7. The method of claim 6, wherein the aqueous solvent having a pH of 13 or more is prepared by sequentially adding, to the aqueous solvent, a first pH adjusting agent containing ammonium hydroxide or ammonium sulfate, and a second pH adjusting agent containing ammonium oxalate, potassium hydroxide, or sodium hydroxide.

8. The method of claim 6, wherein the chelating agent includes one or more selected from the group consisting of ammonium hydroxide (NH4OH), ammonium sulfate ((NH4)2SO4), ammonium nitrate (NH4NO3), and monobasic ammonium phosphate ((NH4)2HPO4).

9. The method of claim 6, wherein the lanthanum, strontium, and cobalt salts are co-precipitated at a molar equivalent ratio of 1-x:x:1 (0≤x≤1).

10. The method of claim 6, wherein the lanthanum, strontium, and cobalt salts are in the form of an acid addition salt of each metal or in the form of a hydrate thereof.

11. The method of claim 6, wherein the co-precipitation reaction step is performed under an inert atmosphere at a temperature of 20° C. to 100° C.

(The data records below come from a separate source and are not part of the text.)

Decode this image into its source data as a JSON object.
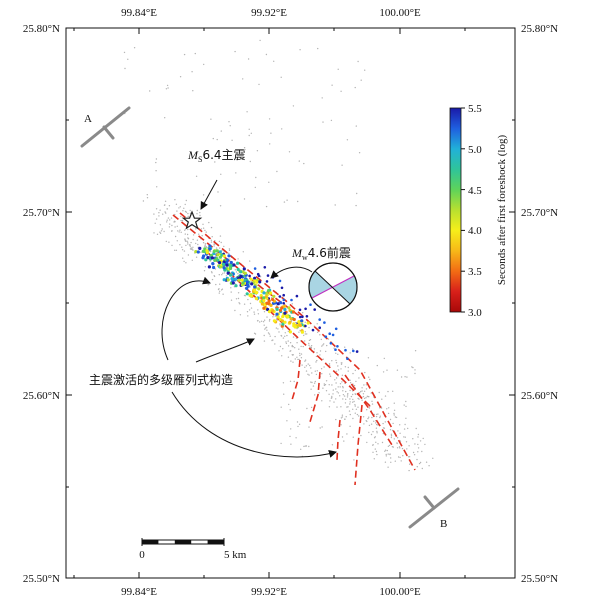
{
  "map": {
    "lon_ticks": [
      "99.84°E",
      "99.92°E",
      "100.00°E"
    ],
    "lat_ticks": [
      "25.80°N",
      "25.70°N",
      "25.60°N",
      "25.50°N"
    ],
    "profile_start": "A",
    "profile_end": "B",
    "mainshock_label": {
      "m": "M",
      "sub": "S",
      "rest": "6.4主震"
    },
    "foreshock_label": {
      "m": "M",
      "sub": "w",
      "rest": "4.6前震"
    },
    "fault_annotation": "主震激活的多级雁列式构造",
    "scale_bar": {
      "start": "0",
      "end": "5 km"
    },
    "colorbar": {
      "title": "Seconds after first foreshock (log)",
      "ticks": [
        "5.5",
        "5.0",
        "4.5",
        "4.0",
        "3.5",
        "3.0"
      ],
      "colors": [
        "#1a1aa8",
        "#1f5fe0",
        "#21b0d8",
        "#2fc49a",
        "#5ed35a",
        "#b8e030",
        "#f6ee1a",
        "#f7b818",
        "#f26c14",
        "#d8201a",
        "#a80808"
      ]
    },
    "colors": {
      "background_seismicity": "#b4b4b4",
      "fault_dash": "#e03020",
      "profile_line": "#8a8a8a",
      "focal_fill": "#a9d5e3",
      "focal_nodal": "#c030c0"
    }
  }
}
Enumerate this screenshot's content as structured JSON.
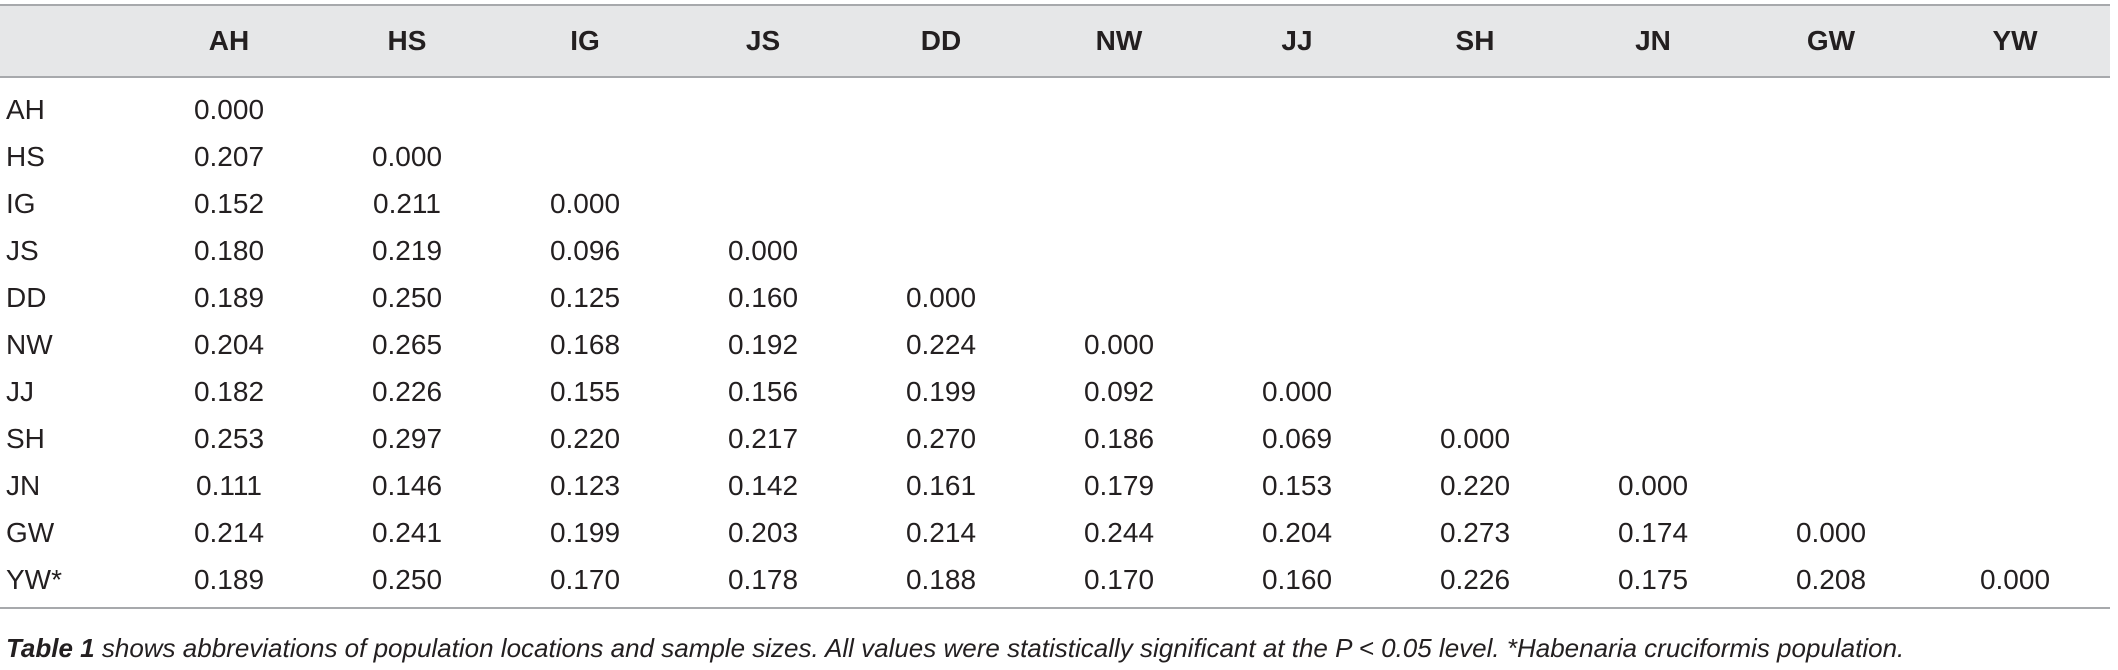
{
  "table": {
    "columns": [
      "AH",
      "HS",
      "IG",
      "JS",
      "DD",
      "NW",
      "JJ",
      "SH",
      "JN",
      "GW",
      "YW"
    ],
    "rows": [
      {
        "label": "AH",
        "values": [
          "0.000"
        ]
      },
      {
        "label": "HS",
        "values": [
          "0.207",
          "0.000"
        ]
      },
      {
        "label": "IG",
        "values": [
          "0.152",
          "0.211",
          "0.000"
        ]
      },
      {
        "label": "JS",
        "values": [
          "0.180",
          "0.219",
          "0.096",
          "0.000"
        ]
      },
      {
        "label": "DD",
        "values": [
          "0.189",
          "0.250",
          "0.125",
          "0.160",
          "0.000"
        ]
      },
      {
        "label": "NW",
        "values": [
          "0.204",
          "0.265",
          "0.168",
          "0.192",
          "0.224",
          "0.000"
        ]
      },
      {
        "label": "JJ",
        "values": [
          "0.182",
          "0.226",
          "0.155",
          "0.156",
          "0.199",
          "0.092",
          "0.000"
        ]
      },
      {
        "label": "SH",
        "values": [
          "0.253",
          "0.297",
          "0.220",
          "0.217",
          "0.270",
          "0.186",
          "0.069",
          "0.000"
        ]
      },
      {
        "label": "JN",
        "values": [
          "0.111",
          "0.146",
          "0.123",
          "0.142",
          "0.161",
          "0.179",
          "0.153",
          "0.220",
          "0.000"
        ]
      },
      {
        "label": "GW",
        "values": [
          "0.214",
          "0.241",
          "0.199",
          "0.203",
          "0.214",
          "0.244",
          "0.204",
          "0.273",
          "0.174",
          "0.000"
        ]
      },
      {
        "label": "YW*",
        "values": [
          "0.189",
          "0.250",
          "0.170",
          "0.178",
          "0.188",
          "0.170",
          "0.160",
          "0.226",
          "0.175",
          "0.208",
          "0.000"
        ]
      }
    ]
  },
  "footnote": {
    "ref": "Table 1",
    "text": " shows abbreviations of population locations and sample sizes. All values were statistically significant at the P < 0.05 level. *Habenaria cruciformis population."
  },
  "colors": {
    "header_background": "#e6e7e8",
    "rule": "#a7a9ac",
    "text": "#231f20"
  }
}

12. The method of claim 6, wherein the catalyst precursor includes a compound of La1-xSrxCo(OH)2 (0≤x≤1).

13. The method of claim 6, further comprising the step of drying the catalyst precursor at a temperature of 50° C. or higher, after the co-precipitation reaction step.

14. The method of claim 6, wherein the sintering step is performed under an air atmosphere at a temperature of 600° C. to 900° C.

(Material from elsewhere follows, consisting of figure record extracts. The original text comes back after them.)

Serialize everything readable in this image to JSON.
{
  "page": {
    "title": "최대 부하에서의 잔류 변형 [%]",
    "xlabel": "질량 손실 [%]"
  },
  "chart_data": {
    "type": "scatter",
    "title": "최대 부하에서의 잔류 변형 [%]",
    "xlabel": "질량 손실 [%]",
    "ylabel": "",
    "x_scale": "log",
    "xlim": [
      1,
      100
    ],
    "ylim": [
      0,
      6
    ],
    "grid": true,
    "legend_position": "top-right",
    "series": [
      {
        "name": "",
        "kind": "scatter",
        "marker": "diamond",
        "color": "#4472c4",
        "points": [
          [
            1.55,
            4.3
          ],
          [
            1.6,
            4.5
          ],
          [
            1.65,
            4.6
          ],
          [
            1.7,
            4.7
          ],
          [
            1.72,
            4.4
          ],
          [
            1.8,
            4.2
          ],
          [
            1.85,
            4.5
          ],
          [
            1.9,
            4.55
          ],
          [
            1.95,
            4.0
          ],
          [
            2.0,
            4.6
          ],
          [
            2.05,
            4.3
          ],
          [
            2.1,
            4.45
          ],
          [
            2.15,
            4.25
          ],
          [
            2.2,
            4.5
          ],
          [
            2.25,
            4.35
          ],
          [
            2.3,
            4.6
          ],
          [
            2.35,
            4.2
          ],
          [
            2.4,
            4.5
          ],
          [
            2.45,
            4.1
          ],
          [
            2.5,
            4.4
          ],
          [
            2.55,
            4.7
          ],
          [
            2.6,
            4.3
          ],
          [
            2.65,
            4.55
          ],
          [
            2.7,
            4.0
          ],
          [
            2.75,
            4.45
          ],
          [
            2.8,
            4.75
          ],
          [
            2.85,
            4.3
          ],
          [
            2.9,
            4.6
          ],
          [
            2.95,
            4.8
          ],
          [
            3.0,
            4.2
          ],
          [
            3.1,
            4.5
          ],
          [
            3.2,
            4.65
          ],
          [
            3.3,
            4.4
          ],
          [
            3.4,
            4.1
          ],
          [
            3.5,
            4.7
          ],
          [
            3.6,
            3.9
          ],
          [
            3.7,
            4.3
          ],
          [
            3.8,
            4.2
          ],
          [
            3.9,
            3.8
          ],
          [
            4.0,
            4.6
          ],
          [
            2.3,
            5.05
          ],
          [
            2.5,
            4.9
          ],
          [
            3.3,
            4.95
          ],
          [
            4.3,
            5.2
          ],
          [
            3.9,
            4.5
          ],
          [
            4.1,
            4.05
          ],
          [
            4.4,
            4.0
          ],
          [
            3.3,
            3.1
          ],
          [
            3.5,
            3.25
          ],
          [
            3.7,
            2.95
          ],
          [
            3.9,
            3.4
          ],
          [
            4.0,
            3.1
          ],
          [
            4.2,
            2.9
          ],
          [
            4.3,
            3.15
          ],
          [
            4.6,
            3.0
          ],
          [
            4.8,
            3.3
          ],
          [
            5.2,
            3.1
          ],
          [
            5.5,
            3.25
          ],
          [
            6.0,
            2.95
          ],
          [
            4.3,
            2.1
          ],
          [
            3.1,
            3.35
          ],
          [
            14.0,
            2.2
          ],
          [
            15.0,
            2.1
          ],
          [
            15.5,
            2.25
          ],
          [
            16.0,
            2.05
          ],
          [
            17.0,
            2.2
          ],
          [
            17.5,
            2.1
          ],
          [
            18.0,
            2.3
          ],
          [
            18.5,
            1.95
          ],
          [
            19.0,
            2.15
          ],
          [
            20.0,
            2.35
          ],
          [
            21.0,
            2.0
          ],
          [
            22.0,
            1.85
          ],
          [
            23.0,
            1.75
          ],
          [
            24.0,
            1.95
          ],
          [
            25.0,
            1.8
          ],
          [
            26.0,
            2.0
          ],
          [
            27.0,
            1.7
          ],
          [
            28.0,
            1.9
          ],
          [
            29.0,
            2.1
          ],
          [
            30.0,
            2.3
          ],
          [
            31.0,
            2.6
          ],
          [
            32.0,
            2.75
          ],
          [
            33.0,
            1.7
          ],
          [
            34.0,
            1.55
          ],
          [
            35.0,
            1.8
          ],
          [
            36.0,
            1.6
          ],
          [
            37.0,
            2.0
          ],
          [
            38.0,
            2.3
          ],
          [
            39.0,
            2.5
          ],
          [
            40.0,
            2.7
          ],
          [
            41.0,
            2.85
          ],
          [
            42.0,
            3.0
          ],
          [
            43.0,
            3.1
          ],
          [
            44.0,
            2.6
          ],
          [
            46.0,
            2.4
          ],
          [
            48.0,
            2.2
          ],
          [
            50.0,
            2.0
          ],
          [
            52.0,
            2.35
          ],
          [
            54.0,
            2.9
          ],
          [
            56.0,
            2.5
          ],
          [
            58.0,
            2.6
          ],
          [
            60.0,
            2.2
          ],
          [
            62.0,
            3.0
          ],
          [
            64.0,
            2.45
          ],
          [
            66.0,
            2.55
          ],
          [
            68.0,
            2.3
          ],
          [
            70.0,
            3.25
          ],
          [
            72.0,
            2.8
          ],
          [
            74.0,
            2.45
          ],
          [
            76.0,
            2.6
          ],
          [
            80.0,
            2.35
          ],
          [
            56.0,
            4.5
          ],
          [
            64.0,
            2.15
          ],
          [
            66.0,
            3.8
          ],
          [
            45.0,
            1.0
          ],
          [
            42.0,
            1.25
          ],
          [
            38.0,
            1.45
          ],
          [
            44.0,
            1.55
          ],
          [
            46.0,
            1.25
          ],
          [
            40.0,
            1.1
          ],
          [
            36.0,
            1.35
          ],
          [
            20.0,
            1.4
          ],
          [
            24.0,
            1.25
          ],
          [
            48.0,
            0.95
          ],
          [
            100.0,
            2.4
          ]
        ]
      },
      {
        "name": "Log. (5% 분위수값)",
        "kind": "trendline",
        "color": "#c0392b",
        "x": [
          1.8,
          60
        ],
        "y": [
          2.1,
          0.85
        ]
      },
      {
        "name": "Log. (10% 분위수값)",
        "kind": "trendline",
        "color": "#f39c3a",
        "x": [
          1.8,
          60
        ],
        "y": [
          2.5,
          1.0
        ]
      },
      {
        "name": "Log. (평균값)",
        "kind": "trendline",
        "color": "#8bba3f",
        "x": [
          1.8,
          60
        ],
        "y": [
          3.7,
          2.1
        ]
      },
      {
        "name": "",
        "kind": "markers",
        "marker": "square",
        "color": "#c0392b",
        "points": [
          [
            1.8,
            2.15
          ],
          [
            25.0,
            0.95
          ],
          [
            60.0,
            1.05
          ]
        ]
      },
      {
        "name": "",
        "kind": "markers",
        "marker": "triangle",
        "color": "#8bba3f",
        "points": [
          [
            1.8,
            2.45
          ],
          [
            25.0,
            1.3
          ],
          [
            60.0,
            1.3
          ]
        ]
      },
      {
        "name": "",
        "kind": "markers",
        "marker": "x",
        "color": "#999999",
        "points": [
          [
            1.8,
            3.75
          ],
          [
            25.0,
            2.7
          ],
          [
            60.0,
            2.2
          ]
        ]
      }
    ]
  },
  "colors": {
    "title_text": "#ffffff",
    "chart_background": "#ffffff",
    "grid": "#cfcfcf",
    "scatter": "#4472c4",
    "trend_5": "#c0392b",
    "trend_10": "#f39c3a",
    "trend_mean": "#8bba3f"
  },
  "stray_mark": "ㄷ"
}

15. An anode for anion exchange membrane water electrolysis, the anode comprising:

a porous metallic structure; and

a catalyst layer including the perovskite-based oxidation catalyst of claim 1, which is formed on the porous metallic structure.

16. The anode of claim 15, wherein the porous metallic structure includes a Ni foam.

17. The anode of claim 15, wherein the oxidation catalyst is included in an amount of 0.1 mg/cm2 to 10 mg/cm2 per unit area of the porous metallic structure.

18. An anion exchange membrane water electrolysis system comprising:

an anion exchange membrane;

a cathode placed on one side of the anion exchange membrane; and

the anode of claim 15 which is placed on the other side of the anion exchange membrane such that the catalyst layer is brought into contact with the anion exchange membrane.